Learning and techniques

  • If you use a physical style, use touch, action, movement and hands-on work in your learning activities. For visualization, focus on the sensations you would expect in each scenario. For example, if you are visualizing a tack (turn) on a sailboat, focus on physical sensations. Feel the pressure against your hand as you turn the rudder, and the tension lessening on the ropes. Feel the wind change to the other side, feel the thud as the sail swaps with the wind, and feel the boat speed up as you start the new leg.

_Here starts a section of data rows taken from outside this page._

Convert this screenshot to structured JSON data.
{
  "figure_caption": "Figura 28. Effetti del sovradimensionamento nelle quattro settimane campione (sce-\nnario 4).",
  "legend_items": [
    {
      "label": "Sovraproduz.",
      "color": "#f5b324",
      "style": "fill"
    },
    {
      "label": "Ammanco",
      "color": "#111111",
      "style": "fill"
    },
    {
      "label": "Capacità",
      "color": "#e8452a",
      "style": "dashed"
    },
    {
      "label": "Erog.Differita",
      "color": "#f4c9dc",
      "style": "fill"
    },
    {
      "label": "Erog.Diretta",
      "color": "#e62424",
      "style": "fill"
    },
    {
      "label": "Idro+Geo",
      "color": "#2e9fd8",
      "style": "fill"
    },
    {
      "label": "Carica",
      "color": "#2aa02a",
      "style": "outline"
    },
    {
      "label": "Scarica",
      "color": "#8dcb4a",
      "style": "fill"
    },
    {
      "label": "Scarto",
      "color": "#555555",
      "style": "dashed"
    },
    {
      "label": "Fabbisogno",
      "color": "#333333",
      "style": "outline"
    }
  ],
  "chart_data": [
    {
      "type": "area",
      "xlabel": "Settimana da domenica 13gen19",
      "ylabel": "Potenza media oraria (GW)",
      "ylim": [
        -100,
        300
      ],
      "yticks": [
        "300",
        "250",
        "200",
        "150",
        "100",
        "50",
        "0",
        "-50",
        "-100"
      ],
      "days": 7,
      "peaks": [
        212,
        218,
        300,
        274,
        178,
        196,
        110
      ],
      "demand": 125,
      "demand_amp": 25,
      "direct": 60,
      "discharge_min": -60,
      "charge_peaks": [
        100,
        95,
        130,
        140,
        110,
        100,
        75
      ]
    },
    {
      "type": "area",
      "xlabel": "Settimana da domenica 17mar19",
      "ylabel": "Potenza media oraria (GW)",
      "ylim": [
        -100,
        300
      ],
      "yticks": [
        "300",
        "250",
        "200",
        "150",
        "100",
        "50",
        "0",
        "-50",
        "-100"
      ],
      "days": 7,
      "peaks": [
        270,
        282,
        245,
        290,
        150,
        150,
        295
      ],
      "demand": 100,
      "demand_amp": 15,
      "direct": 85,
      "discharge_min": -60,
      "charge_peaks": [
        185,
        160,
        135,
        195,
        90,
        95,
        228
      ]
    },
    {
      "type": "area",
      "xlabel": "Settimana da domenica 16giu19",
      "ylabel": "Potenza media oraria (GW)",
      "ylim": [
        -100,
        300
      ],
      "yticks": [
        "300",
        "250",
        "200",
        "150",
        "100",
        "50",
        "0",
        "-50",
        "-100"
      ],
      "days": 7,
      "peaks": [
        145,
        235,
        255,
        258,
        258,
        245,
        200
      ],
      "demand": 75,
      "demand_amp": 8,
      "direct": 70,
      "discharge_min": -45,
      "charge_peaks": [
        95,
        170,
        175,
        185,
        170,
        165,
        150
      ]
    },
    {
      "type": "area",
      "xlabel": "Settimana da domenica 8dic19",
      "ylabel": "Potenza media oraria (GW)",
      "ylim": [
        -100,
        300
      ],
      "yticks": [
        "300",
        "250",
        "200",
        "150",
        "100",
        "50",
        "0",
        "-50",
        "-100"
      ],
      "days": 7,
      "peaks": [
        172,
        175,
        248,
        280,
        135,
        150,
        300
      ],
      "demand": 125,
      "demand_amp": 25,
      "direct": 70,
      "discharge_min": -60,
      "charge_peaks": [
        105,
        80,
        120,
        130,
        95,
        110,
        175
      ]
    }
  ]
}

  • For assertions and scripting, describe the physical feelings of your actions. For example, a pilot might script as follows: ‘I feel the friction as I push the throttle forward to start my takeoff run. The controls start to feel more responsive as I check the airspeed, oil pressure and temperature. At takeoff speed, I pull back slightly, and I feel the vibrations of the wheels stop as the plane leaves the ground. After a few moments, I reach down and set the gear selector to up. I feel the satisfying bump as the gear stops fully up.’
  • Use physical objects as much as possible. Physically touch objects as you learn about what they do. Flashcards can help you memorize information because you can touch and move them around.
  • Keep in mind as well that writing and drawing diagrams are physical activities, so don’t neglect these techniques. Perhaps use big sheets of paper and large color markers for your diagrams. You then get more action from the drawing.
  • Use breathing and relaxation to focus your state while you learn and perform. Focus on staying calm, centered, relaxed and aware. If you want to gain more control over your physical state, look up some references on Autogenics. This was a secret behind the great Russian athletic performances over the past few decades.
  • Use role-playing, either singularly or with someone else, to practice skills and behaviors. Find ways to act out or simulate what you are learning.

Happy learning and may you know the SPiCE in life!